The standard threshold for establishing frustration is a higher threshold than establishing force majeure. Although "radical difference in performance" has been interpreted with varying levels of strictness, courts have been relatively firm in setting the minimum level of radical difference. In Delta Food Processors Ltd. v East Pacific Enterprises Ltd., the court in quoting an earlier English case, agreed that, "The fact that it has become more onerous or more expensive for one party than he thought is not sufficient to bring about a frustration. It must be more than merely more onerous or more expensive. It must be positively unjust to hold the parties bound." In this case, the defendant was sued for lost profit after it failed to supply 1200 tons of herring to the plaintiff because of a poor fishing season and difficulties in securing fish packers. The court ultimately decided against a finding of frustration as the lack of fish and difficulties with packers did not amount to a sufficiently "radical change in the nature of the obligation". These difficulties could have been overcome with more effort from the defendant.
Notwithstanding the judicial consensus on the core principles of modern frustration, some courts have mentioned additional factors that may be considered as part of the doctrine's application. For example, despite the requirement of the supervening event occurring at no fault of the parties, there may be a case where the default of one party frustrates the contract between the other parties in a tripartite agreement. Such was the case in Cortina Foods Inc. v Bari Cheese Ltd., where the unilateral termination by a cheese manufacturer caused the frustration of an agreement between the manufacturer, a cheese marketer and a milk producer.
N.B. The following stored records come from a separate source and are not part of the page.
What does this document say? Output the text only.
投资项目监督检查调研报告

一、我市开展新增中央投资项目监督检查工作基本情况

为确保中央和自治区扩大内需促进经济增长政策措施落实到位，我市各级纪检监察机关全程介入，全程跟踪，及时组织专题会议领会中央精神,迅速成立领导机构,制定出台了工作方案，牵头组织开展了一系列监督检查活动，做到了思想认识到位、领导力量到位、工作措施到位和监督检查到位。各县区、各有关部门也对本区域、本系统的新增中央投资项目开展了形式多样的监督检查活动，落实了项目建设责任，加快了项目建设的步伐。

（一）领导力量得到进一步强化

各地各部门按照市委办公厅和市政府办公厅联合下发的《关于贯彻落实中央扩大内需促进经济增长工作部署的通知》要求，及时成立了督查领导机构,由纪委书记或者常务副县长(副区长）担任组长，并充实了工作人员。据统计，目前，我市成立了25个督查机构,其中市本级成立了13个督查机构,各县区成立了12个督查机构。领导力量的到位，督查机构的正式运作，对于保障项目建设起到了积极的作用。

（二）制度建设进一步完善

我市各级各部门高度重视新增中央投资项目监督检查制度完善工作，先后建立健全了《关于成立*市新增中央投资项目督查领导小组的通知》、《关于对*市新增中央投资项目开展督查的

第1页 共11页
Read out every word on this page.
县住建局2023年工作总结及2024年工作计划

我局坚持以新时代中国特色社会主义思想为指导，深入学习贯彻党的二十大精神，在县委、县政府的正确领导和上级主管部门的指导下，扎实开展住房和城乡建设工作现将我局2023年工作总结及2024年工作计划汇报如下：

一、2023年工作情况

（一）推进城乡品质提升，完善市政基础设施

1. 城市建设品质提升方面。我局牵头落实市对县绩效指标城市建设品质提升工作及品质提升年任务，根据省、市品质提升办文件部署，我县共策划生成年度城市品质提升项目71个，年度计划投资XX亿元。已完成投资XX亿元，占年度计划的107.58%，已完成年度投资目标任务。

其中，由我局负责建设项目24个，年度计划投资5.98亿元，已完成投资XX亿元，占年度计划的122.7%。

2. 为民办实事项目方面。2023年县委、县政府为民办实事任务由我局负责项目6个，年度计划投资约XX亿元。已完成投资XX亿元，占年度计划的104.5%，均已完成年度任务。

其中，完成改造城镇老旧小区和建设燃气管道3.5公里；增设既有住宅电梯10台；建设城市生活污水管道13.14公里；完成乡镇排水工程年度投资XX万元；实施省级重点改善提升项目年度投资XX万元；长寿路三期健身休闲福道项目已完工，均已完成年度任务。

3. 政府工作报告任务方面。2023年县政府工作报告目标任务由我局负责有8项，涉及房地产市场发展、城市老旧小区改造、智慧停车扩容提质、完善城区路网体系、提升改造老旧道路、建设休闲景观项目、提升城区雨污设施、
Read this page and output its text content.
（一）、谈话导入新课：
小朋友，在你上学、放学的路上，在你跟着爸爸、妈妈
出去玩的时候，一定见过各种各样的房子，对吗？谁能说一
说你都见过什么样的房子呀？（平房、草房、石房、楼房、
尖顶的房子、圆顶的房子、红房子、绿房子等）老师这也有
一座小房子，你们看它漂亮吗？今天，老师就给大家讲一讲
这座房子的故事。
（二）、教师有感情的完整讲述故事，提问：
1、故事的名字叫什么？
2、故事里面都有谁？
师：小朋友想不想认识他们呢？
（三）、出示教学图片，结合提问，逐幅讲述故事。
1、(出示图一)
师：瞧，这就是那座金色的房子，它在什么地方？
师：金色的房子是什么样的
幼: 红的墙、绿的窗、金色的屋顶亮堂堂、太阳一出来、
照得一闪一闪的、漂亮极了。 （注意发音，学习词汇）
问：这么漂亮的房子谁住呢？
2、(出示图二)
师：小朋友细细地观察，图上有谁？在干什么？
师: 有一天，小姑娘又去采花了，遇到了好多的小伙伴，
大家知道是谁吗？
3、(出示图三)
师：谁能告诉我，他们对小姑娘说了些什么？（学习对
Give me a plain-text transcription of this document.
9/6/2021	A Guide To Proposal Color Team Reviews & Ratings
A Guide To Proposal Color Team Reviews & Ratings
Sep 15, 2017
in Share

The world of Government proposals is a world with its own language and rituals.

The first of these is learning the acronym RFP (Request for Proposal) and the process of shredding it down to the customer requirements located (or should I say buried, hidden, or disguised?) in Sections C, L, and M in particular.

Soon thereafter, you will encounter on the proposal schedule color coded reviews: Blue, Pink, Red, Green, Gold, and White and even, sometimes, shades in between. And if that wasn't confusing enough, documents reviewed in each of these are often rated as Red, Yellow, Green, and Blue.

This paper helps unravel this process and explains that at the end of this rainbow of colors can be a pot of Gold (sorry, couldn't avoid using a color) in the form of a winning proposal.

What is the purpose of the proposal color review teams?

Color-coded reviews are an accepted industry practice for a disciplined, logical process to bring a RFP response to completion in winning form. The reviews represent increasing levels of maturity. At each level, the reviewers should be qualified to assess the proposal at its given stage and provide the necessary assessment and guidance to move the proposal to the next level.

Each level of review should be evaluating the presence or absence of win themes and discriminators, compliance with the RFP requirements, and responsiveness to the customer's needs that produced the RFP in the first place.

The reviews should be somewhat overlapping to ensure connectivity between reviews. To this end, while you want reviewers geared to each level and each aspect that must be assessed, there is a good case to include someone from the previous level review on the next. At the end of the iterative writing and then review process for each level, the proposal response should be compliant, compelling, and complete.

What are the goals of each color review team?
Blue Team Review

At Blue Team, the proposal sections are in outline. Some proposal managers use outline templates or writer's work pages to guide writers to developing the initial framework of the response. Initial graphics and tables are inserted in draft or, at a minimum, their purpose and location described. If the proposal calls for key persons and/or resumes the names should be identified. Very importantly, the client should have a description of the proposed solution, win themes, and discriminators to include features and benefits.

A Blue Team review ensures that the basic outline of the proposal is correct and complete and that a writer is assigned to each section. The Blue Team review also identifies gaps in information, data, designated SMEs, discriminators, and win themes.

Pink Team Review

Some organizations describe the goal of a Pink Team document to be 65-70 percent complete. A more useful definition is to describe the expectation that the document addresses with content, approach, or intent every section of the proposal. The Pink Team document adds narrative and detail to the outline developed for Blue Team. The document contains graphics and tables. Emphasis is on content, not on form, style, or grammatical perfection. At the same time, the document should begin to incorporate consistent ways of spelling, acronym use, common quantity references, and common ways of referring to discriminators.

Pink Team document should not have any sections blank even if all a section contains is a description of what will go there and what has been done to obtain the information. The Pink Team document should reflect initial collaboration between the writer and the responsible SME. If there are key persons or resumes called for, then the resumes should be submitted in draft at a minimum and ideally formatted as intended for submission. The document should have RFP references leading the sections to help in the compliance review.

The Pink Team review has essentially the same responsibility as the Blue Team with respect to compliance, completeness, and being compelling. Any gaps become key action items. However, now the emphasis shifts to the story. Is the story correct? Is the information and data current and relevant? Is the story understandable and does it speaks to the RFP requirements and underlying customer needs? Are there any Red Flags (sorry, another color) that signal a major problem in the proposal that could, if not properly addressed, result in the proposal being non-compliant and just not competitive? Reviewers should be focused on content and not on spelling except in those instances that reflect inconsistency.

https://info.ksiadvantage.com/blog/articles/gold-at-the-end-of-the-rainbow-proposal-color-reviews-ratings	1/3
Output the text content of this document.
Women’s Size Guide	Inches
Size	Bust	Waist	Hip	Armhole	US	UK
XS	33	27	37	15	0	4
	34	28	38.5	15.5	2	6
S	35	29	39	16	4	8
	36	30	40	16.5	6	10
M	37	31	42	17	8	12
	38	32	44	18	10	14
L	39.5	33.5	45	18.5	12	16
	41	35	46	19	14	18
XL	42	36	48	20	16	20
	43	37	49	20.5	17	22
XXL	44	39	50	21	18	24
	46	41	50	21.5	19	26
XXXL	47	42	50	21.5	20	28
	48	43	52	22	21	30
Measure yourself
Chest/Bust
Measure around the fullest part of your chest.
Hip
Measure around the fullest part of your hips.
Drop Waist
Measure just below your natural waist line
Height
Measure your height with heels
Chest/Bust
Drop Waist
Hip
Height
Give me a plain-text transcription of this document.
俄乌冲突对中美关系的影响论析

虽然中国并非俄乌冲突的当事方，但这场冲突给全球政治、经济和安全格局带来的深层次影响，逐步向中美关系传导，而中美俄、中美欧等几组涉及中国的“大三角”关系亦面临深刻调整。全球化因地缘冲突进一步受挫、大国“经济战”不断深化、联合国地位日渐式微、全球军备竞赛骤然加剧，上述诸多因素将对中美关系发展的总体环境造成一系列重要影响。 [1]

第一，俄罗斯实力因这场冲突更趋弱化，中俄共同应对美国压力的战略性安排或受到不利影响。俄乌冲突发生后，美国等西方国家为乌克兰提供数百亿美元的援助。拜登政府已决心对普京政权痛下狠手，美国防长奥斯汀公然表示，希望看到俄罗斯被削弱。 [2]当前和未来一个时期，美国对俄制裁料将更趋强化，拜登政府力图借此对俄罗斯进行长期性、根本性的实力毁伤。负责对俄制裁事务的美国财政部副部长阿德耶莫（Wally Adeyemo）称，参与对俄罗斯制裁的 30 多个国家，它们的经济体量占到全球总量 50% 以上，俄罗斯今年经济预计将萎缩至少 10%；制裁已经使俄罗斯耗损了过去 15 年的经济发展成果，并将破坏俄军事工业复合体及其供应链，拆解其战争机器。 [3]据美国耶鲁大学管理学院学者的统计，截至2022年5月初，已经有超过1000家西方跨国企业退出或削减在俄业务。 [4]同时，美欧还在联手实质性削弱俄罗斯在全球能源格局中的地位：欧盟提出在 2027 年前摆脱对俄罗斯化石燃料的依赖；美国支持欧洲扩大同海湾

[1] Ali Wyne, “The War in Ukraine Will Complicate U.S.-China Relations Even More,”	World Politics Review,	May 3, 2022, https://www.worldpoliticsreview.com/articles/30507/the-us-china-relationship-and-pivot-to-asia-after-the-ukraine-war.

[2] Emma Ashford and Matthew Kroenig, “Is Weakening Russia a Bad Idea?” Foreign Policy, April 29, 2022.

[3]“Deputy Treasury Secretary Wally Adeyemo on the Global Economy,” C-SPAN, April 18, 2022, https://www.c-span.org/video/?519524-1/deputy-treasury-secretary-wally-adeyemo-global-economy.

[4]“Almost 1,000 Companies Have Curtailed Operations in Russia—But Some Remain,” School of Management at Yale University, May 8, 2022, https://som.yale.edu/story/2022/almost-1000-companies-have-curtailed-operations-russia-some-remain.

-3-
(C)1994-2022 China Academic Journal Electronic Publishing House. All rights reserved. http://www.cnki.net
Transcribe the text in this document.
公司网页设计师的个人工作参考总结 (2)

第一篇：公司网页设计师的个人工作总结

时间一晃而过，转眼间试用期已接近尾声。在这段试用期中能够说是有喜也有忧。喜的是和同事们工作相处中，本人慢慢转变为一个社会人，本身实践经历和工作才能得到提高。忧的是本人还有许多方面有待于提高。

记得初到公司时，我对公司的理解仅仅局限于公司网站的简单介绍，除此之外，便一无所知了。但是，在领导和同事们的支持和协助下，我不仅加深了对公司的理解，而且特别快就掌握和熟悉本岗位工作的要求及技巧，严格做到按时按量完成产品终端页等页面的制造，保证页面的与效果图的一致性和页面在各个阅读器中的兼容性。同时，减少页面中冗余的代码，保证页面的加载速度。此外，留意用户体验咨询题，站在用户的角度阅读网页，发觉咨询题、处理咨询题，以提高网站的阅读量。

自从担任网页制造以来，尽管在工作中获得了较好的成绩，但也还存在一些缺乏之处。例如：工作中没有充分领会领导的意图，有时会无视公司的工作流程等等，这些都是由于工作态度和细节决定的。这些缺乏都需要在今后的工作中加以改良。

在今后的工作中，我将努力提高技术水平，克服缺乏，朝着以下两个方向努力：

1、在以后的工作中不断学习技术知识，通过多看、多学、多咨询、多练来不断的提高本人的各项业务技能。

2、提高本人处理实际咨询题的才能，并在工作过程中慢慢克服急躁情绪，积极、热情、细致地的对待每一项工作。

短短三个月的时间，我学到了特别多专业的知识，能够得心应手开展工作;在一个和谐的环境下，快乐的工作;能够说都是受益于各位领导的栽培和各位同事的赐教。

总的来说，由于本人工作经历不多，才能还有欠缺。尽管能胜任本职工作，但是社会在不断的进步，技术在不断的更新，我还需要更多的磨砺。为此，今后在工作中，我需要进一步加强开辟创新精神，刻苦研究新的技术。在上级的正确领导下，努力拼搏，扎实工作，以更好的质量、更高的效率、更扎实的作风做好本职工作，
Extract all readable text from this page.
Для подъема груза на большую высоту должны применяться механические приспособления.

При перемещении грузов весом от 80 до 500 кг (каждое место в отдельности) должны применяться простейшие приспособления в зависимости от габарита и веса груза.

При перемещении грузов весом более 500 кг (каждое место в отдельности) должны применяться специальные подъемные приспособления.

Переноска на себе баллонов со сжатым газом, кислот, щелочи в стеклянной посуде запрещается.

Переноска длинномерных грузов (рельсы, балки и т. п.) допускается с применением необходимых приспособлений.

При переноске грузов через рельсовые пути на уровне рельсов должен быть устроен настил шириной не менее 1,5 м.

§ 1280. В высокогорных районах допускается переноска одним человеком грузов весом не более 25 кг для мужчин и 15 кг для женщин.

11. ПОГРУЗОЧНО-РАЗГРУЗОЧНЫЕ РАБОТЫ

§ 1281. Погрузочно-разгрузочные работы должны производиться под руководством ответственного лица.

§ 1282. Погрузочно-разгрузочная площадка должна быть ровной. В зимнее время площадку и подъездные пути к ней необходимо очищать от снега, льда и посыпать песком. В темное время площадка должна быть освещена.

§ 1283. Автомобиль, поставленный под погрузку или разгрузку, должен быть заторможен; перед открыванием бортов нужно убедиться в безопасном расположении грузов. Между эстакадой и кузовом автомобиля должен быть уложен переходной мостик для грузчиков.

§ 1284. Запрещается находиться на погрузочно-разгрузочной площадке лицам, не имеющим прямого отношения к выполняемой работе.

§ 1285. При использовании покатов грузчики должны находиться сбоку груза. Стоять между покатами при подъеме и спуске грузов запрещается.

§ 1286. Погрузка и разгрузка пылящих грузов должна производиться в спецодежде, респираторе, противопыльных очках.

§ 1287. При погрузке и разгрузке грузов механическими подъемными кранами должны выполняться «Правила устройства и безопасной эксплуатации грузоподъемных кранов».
However, an important element of this case was that the defaulting cheese manufacturer was a necessary and key party in the supply chain of cheese—it was the only manufacturer in the province that would accept milk from the milk producer. Its withdrawal from the agreement consequently made the performance of the milk producer fundamentally different than what was initially contemplated. Another additional factor is the inclusion of policy considerations in the analysis. In Kreway v Kreway, the court listed policy considerations for non-enforcement vs enforcement of the contract.
The result of a successful frustration claim is that the contract is deemed frustrated and all obligations are extinguished as of the date of the supervening event. Many provinces have enacted provincial legislation to administer the outcomes of contracts found to be frustrated. For example, Ontario's Frustrated Contracts Act applies to any contract that is governed by the law of Ontario and that has become frustrated and consequently discharged. It prescribes that amounts paid or benefits conferred prior to discharge are recoverable. Additionally, it allows the severance of frustrated obligations of a contract if the remainder was substantially performed prior to discharge.